Wong began studying Western art at the Nanyang Academy of Fine Arts in 1950. In 1953, she returned to Paris to attend a class on 'advanced piano performance techniques' taught by Cortot. In 1953 and 1956, she attended his courses, which were held in Lausanne, Switzerland. She also took vocal training lessons in 1953 at the Scuola di Educazione Vocale di Manfredi Polverosi in Rome, Italy.

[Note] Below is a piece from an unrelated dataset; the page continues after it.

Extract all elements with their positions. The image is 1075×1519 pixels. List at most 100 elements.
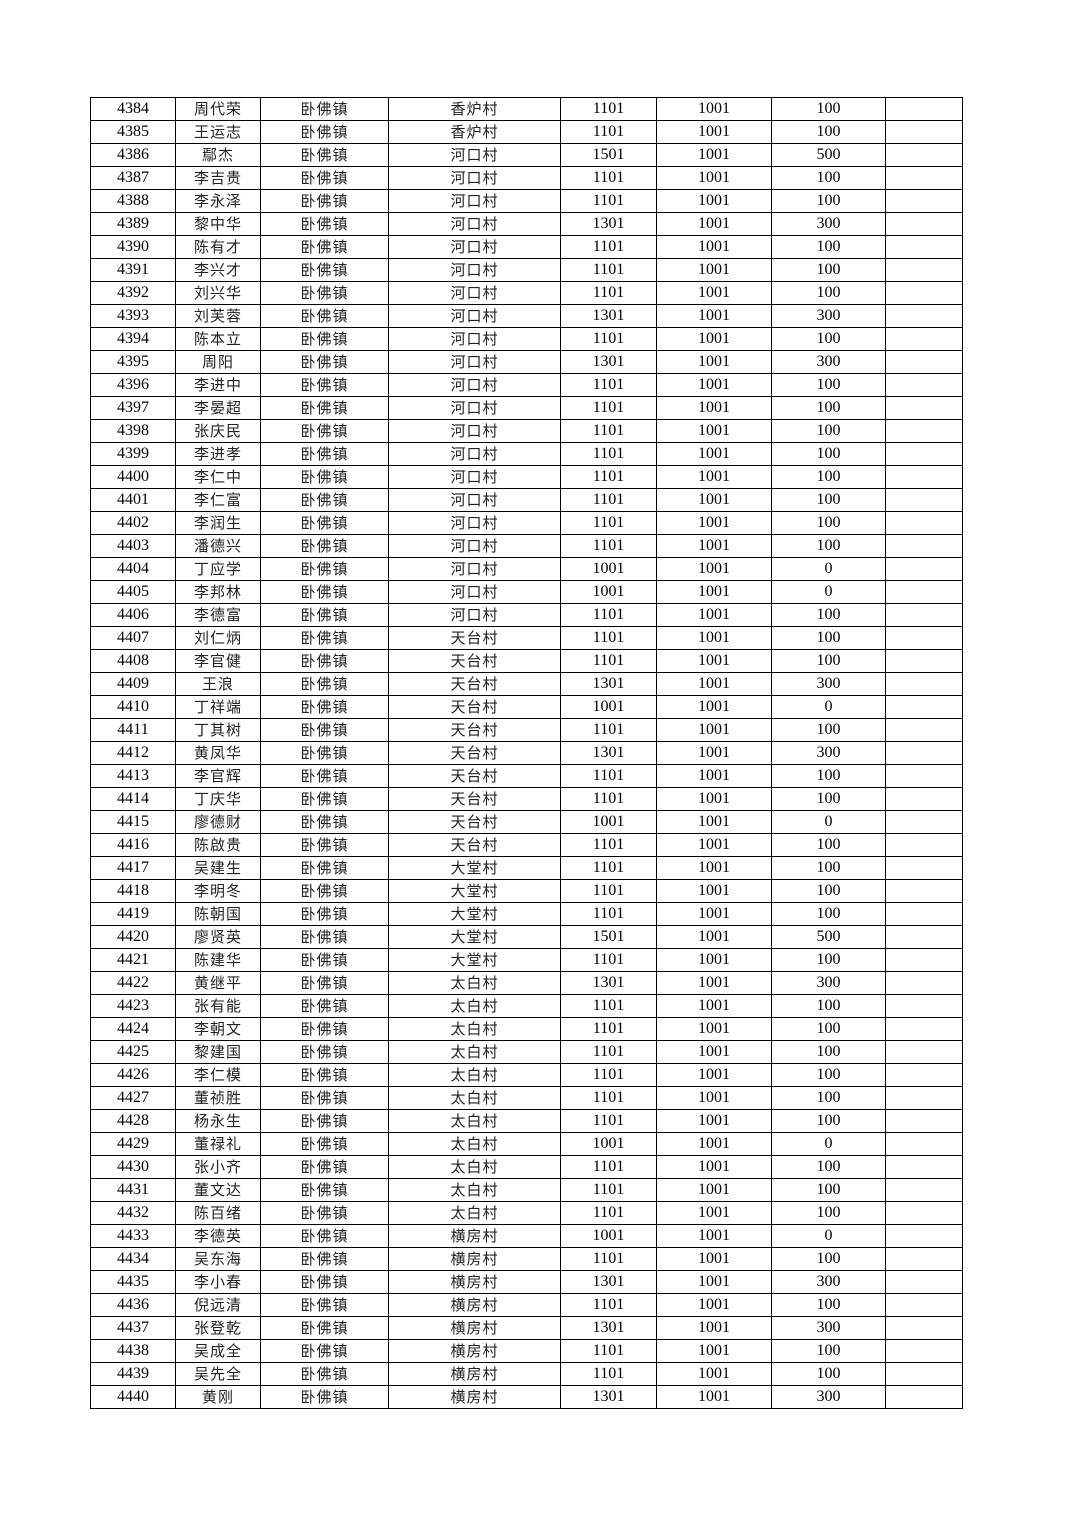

In 1959, she took advanced piano lessons under Cortot and Guido Agosti at the Accademia Musicale Chigiana in Siena, Italy. In April 1963, critic "Thespis" of The Straits Times reported that Wong's school was then "well-attended" and that Wong herself was "well-known". In 1978, Wong organised a concert in celebration of the 100th anniversary of Cortot's birth.

Wong received the Public Service Star – Silver at the 1979 National Day Awards. She was the first musician to receive the award. By 1980, several of the songs she had written lyrics but not composed music for were harmonised by Chinese composer Hwang Yau-tai. Several of Wang's former students, friends and "admirers", including concert pianists Toh Chee Hung and Ong Lip Tat, organised and performed in two concerts at the Victoria Theatre on 4 and 5 January 1983 which were to "commemorate her 40 years' contribution to music education in Singapore." Composer Leong Yoon Pin, a friend of hers, contributed a piece titled 6B-0617, referring to Wang's address.

Wong's students included musicians Alwin Lee, Lim Shieh Yih, Cheung Mun Chit, Toh Chee Hung, Ong Lip Tat and Lim Jing Jing, as well as beautician Jane Kok, hotelier Yeoh Cheng Kung, piano teacher Chua Kah Pin (also known as Cai Jiabin) and Director of the Institute of Education Lau Wai Har. Ong later claimed that while he was studying in Europe, his professors "unanimously praised the groundwork that Madam Wong had given him." She claimed that her students generally remained with her for seven to eight years and that she "seldom [took] in new students." Many of her former students reportedly "insisted" that she teach their children. Wong served as the honorary advisor to the Heralds Choral Society and the honorary principal to the Young Voices Choir. She was also a member Singapore Music Association.

==Personal life and death==
Wong married electrical engineer Lucien Wang Zuhui of Beijing in Guangzhou on 5 May 1937. The couple had fled to Singapore thinking that it would be a "safer place". Wang, who was then working as an engineer in Johor, was taken and killed by the Japanese at the start of the occupation of Singapore as part of Operation Sook Ching. Wong never remarried. In 1947, her mother Lee Wai Tek came to Singapore and began living together with her on Loke Yew Street until Lee's death in 1970. In April 1951, she was naturalised as a British subject. Shortly after the Singapore Citizenship Ordinance 1957 was commenced, Wong received her Singaporean citizenship. Wong preferred teaching, which she called "behind-the-scenes work", to performing.

Wong was sent to the East Coast Convalescent Centre by her godson in 1996. In 2000, she donated personal memorabilia to the Nanyang Academy of Fine Arts School of Dance, who then formed the Lucien Wang Archive. She lost her ability to speak in her later years. In May 2007, Wong was taken to the Singapore General Hospital due to fears that she had developed pneumonia from a recent cold. However, she was instead diagnosed with kidney cancer and her condition rapidly deteriorated. She died of the disease while in a coma at the hospital on 2 June 2007. Her body was cremated at the Mandai Crematorium and Columbarium. Following her death, six of her former students and friends formed a fund to "help poor students pursue music", which was reportedly her wish. Ong claimed that he would donate a portion of the proceeds from all of his future concerts to the fund.